Can you say “scarred for life?” If I was a little rugrat sitting in front of the set, munching on Cap’n Crunch, and someone had shown up at Barney’s house and — well, actually, maybe that’s not a very good example… okay, okay, say someone stormed past Frazier Thomas, reached through that little window, grabbed Garfield Goose, and ripped him to pieces, I think I would have grown up with some serious psychological issues.

So Farfur, member of Hamouse, is dead – murdered by a “dirty Jew.” But there’s a downside: a replacement has been hired and this has really been bugging me for, like, two weeks now.

Saraa’: Who are you? And where did you come from?

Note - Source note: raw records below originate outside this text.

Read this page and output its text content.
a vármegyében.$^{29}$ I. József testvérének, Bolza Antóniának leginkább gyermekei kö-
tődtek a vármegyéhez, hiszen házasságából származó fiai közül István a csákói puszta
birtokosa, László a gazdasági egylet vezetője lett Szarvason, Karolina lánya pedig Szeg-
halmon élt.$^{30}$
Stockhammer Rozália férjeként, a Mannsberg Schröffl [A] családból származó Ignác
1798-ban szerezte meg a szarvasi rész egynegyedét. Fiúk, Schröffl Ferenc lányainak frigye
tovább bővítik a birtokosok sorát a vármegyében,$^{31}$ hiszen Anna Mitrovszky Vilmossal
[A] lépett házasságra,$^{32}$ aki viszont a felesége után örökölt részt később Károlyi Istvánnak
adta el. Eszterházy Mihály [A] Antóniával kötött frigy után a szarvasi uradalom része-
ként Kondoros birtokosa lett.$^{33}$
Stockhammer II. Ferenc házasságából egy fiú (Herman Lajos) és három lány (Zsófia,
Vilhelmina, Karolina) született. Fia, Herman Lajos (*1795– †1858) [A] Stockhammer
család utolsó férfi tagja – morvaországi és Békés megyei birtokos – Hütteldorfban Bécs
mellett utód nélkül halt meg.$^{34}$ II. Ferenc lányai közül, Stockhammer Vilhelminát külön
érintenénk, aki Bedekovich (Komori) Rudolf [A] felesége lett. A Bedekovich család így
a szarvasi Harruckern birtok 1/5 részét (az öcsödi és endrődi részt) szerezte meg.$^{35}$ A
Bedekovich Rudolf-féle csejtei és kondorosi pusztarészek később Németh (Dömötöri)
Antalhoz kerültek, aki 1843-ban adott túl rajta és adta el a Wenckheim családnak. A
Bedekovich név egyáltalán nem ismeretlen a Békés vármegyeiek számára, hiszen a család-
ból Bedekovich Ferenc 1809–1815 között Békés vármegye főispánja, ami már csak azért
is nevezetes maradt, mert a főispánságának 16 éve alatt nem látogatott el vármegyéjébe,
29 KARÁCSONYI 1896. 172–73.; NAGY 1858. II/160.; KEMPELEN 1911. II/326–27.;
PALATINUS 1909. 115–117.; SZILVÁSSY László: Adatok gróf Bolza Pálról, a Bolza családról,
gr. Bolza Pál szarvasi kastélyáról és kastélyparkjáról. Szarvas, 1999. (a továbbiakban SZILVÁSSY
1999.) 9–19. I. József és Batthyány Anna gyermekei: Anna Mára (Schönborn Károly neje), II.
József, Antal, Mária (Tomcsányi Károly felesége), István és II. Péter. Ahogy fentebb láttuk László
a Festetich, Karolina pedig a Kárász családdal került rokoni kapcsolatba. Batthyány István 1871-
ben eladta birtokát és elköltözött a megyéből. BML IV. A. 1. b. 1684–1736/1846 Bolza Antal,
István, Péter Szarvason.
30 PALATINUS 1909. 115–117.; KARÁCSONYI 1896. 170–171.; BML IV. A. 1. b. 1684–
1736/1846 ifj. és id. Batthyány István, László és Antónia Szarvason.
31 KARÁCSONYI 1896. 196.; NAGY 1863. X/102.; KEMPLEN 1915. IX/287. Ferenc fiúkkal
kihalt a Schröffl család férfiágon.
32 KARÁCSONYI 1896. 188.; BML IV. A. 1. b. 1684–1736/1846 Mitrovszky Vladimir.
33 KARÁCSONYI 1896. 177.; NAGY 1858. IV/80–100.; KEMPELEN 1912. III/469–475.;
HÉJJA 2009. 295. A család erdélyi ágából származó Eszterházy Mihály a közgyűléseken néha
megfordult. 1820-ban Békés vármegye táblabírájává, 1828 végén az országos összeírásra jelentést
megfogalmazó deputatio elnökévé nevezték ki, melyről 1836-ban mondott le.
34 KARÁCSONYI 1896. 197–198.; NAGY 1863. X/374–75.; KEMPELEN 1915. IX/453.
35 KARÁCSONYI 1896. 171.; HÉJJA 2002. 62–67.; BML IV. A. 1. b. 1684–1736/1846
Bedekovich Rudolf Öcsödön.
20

Nahool: I am Nahool, Farfur’s cousin.

Saraa’: And what do you want?

Nahool: I want to continue the path of Farfur, the path of ‘Islam is the solution.’ The path of heroism, the path of martyrdom, the path of the Jihad warriors. Me and my friends shall continue the path of Farfur. And in his name we shall take revenge upon the enemies of Allah, the murderers of the prophets, the murderers of innocent children, until Al-Aqsa will be liberated from their filth.

Saraa’: Welcome! Welcome, Nahool.

Nahool is a bee. I resent the exploitation of such a fine insect and look forward to the day Nahool becomes a martyr and goes away so I don’t have to be offended. I’m sure the writers have already planned his demise; perhaps Nahool will strap explosives to himself and kill the murderers of his cousin.

Hmmm. Would that, then, make Nahool — a member of the genus Bombus — a bomblebee?